Mozilla Thunderbird Reaches 1.0

An anonymous reader writes "Mozilla Thunderbird 1.0 is now available for download on Mozilla's FTP server." Here is the press release announcing the release. Virtual folders and RSS integration, coupled with the recent hype surrounding Firefox, might give this sucker some serious momentum.

8 of 464 comments (clear)

  1. Release Notes by Tiberius_Fel · · Score: 4, Informative

    Release notes are available here: http://www.mozilla.org/products/thunderbird/releas es/

    --
    Join the Empire! http://www.empirereborn.net/
  2. Torrent by youngerpants · · Score: 5, Informative

    And as the servers take the same hammering they took when Firefox was released, heres a torrent crafted by my own fair hands

    http://www.youngerpants.com/thunderbird.torrent

  3. Re:But will it let me backup my mail store? by Bricklets · · Score: 4, Informative

    I'd be happy if I could just specify where the data is stored like most apps (even Microsoft ones).

    Use the Profile Manager to specify where you want your data stored. I've kept my mail in the My Documents folder since forever.

    --
    Little Bricklets
  4. optimizing a mail client is pointless by SuperBanana · · Score: 4, Informative
    came across this win32 optimized version (depending on your processor).

    [siiigh]. Considering much of what a mail client does is either disk or display, and not very repetitive, processor-specific optimizations will do little to no good. Even search functions are largely disk constrained if the mailbox is big enough that search time becomes an issue on any modern system.

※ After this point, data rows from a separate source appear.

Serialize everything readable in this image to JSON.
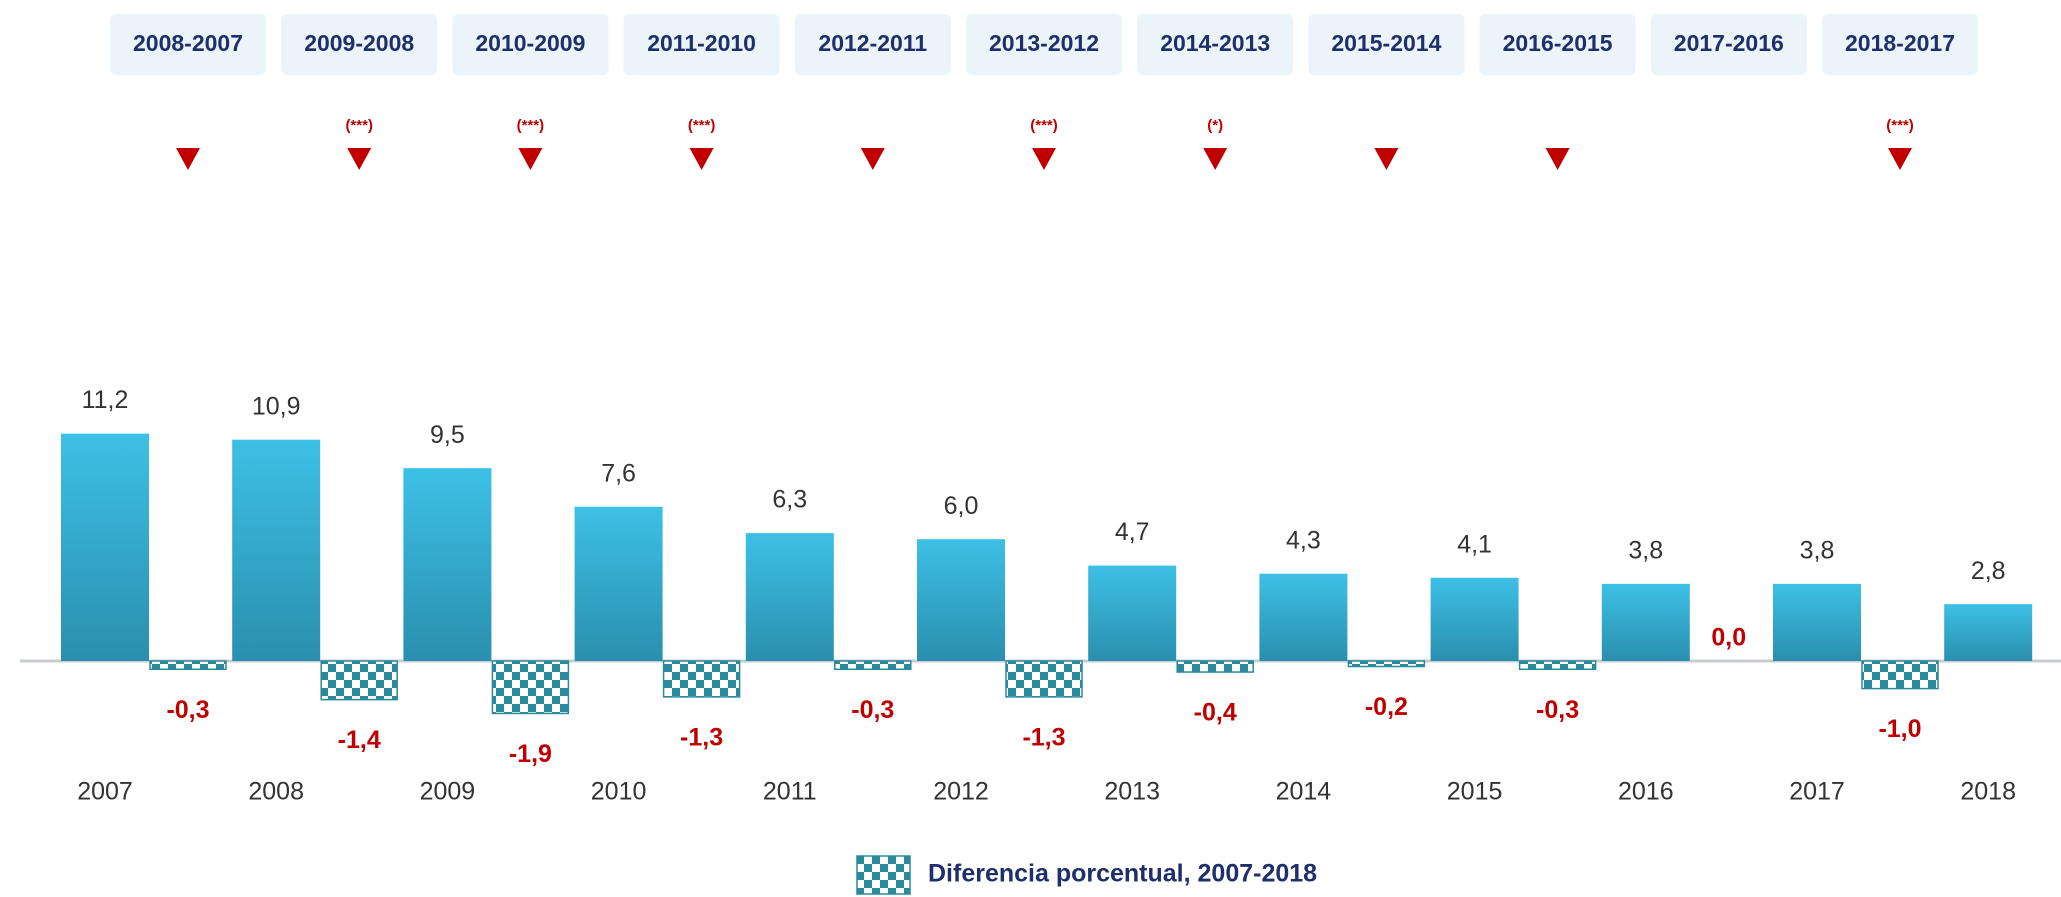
{
  "chart_data": {
    "type": "bar",
    "categories": [
      "2007",
      "2008",
      "2009",
      "2010",
      "2011",
      "2012",
      "2013",
      "2014",
      "2015",
      "2016",
      "2017",
      "2018"
    ],
    "values": [
      11.2,
      10.9,
      9.5,
      7.6,
      6.3,
      6.0,
      4.7,
      4.3,
      4.1,
      3.8,
      3.8,
      2.8
    ],
    "value_labels": [
      "11,2",
      "10,9",
      "9,5",
      "7,6",
      "6,3",
      "6,0",
      "4,7",
      "4,3",
      "4,1",
      "3,8",
      "3,8",
      "2,8"
    ],
    "color": "#38b4d8",
    "differences": {
      "name": "Diferencia porcentual, 2007-2018",
      "color": "#2a8a9c",
      "periods": [
        "2008-2007",
        "2009-2008",
        "2010-2009",
        "2011-2010",
        "2012-2011",
        "2013-2012",
        "2014-2013",
        "2015-2014",
        "2016-2015",
        "2017-2016",
        "2018-2017"
      ],
      "values": [
        -0.3,
        -1.4,
        -1.9,
        -1.3,
        -0.3,
        -1.3,
        -0.4,
        -0.2,
        -0.3,
        0.0,
        -1.0
      ],
      "value_labels": [
        "-0,3",
        "-1,4",
        "-1,9",
        "-1,3",
        "-0,3",
        "-1,3",
        "-0,4",
        "-0,2",
        "-0,3",
        "0,0",
        "-1,0"
      ],
      "significance": [
        null,
        "(***)",
        "(***)",
        "(***)",
        null,
        "(***)",
        "(*)",
        null,
        null,
        null,
        "(***)"
      ]
    }
  }
}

    If it was a Pi calculator, or a game (in which a miniscule difference in per-frame loop time makes a huge difference in frame rate) I could see the point, but this is just silly

  5. Re:Any other choice? by rduke15 · · Score: 4, Informative
    Open Source other than Mozilla, all I can think of would be Pine.

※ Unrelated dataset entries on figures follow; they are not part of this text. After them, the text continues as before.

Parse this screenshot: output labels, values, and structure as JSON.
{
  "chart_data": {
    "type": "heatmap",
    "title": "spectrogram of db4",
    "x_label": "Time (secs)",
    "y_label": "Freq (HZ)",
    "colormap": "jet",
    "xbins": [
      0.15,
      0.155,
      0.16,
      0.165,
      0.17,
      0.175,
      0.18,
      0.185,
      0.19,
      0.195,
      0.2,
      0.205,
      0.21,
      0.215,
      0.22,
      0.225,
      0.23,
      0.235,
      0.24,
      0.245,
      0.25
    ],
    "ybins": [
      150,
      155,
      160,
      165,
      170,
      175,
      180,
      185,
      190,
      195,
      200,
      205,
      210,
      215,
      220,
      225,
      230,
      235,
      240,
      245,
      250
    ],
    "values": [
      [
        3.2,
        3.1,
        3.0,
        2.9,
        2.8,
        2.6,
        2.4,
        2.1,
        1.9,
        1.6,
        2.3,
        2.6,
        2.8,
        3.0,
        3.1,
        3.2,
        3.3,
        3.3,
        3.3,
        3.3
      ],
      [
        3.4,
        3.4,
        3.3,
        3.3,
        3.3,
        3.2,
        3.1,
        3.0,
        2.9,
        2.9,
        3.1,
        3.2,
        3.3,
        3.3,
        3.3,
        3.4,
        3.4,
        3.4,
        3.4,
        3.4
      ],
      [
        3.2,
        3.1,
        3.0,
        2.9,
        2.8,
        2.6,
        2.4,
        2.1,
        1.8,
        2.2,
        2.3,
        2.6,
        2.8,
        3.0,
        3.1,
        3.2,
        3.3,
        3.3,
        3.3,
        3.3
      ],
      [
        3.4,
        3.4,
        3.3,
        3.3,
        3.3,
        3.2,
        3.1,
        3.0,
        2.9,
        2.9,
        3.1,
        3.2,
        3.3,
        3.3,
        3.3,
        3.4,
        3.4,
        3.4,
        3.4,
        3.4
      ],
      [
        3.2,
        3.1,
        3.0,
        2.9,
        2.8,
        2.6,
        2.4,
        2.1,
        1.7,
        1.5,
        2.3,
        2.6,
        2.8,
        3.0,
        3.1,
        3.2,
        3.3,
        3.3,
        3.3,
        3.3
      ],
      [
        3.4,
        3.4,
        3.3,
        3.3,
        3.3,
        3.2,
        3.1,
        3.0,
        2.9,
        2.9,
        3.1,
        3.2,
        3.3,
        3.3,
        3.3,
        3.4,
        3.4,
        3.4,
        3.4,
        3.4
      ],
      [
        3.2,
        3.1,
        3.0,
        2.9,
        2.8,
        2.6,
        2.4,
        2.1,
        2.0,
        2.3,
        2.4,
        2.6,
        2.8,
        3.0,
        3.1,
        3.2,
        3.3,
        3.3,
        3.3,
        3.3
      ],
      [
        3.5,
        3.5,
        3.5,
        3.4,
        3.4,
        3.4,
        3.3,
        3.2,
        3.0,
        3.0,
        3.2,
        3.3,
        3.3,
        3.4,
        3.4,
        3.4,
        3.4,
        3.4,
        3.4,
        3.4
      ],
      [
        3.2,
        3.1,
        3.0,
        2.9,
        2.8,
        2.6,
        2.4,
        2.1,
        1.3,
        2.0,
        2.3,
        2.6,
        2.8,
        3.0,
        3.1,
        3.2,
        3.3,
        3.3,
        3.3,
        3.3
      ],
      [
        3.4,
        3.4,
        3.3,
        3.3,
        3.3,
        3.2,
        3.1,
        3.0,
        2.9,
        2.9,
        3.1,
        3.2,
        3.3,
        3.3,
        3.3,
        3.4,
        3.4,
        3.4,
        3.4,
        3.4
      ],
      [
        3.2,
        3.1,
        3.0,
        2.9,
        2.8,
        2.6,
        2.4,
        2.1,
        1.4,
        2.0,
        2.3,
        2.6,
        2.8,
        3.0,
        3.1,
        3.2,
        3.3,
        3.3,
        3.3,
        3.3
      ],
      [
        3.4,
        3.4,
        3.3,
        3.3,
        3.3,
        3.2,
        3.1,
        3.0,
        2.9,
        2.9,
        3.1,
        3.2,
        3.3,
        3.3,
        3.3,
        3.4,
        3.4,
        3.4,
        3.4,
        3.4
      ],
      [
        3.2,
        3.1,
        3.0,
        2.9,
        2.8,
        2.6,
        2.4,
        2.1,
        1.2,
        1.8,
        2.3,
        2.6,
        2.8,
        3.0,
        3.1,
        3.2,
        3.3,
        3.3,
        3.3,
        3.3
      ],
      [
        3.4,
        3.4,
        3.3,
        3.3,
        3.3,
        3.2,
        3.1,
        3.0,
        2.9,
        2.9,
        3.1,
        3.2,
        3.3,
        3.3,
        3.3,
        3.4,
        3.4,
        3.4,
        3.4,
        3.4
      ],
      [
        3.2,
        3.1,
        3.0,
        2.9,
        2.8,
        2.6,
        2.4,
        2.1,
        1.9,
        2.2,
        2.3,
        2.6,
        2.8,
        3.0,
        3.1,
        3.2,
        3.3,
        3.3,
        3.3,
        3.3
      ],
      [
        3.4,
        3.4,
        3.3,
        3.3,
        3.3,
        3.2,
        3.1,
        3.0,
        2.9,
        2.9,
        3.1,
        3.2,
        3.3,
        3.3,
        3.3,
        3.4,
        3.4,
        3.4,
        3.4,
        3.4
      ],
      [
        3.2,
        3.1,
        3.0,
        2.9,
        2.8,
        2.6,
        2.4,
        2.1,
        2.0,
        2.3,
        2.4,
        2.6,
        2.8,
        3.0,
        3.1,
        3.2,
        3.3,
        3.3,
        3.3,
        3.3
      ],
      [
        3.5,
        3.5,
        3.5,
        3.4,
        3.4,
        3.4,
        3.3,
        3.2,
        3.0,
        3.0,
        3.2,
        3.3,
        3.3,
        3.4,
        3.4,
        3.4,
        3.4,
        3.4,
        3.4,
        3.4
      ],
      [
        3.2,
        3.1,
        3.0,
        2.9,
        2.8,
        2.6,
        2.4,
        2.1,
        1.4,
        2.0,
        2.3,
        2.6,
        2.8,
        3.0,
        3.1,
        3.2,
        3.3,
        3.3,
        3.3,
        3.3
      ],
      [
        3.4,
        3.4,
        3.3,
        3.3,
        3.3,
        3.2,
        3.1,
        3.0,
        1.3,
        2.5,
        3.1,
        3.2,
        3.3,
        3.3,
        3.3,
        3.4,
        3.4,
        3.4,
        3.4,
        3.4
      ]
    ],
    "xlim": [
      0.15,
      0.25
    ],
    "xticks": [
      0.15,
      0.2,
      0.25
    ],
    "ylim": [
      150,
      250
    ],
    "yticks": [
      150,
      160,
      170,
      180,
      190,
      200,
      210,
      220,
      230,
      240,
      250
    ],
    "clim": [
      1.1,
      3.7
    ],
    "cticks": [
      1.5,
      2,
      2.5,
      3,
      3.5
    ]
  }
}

    The "Program for Internet News & Email" from University of Washington. Version 4.58

    If you need a multi platform program, this one seems to cover them all. Amiga, BeOS, VMS, you name it... It looks like it even runs on a plain text terminal, so I could probably set it up to handle my mail on my 486 Linux firewall. Or maybe on my coffee machine? I'll have to look whether there is a pre-compiled version for La Pavoni (because the Pavoni's don't come with a compiler).

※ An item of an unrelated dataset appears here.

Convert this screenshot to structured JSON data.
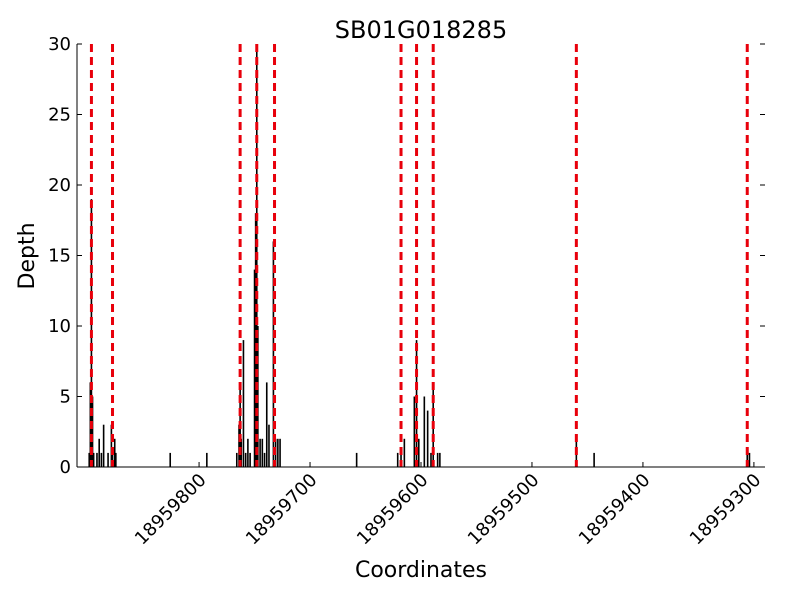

    But even though I do like text terminals, shells and command lines, I don't think that is how I would like to manage my email. Not even to spare my eyes all the pictures and colors the HTML spam throws at them.

    For me, I'm still staying with Eudora, and only occasionally use Thunderbird when I want to send an HTML mail, and it's a bit too complex for Eudora, but not enough to use Dreamweaver and put it on a web site. Eudora is neither open source nor even free (there is a "sponsored" version with ads), and does not run on Linux. However, on Windows (or Mac), it's still the best I know: plain text mail storage, separation of atachments, regular expression searches, and the most powerful filtering I have seen (on any arbitrary header and/or the body, including with regex'es, and with several "actions" happening sequentially with filtered mails)
  6. Re:But will it let me backup my mail store? by Flooded77 · · Score: 5, Informative

    If you're paranoid (like me), just get Mozbackup. It will make a backup file of your Thunderbird/Firefox/Mozilla profiles (and mail). I've had no problem with it.

  7. Re:Why won't they add a calendar? by bhtooefr · · Score: 4, Informative

    Sunbird is the calendar you're looking for. Also, there's an XPI (IIRC) that's been around for quite a while that will plug into Mozilla, Firebird, or Thunderbird (Sunbird is actually a fork of this XPI to a standalone program). It's called Mozilla Calendar. Both are available at http://www.mozilla.org/projects/calendar/

  8. This is wrong. by eMartin · · Score: 4, Informative

    This feature is not included with Firefox or Thunderbird, as it is with full Mozilla.

    There is an extension that adds it back to Firefox (Thunderbird evenetually), but there are some side effects.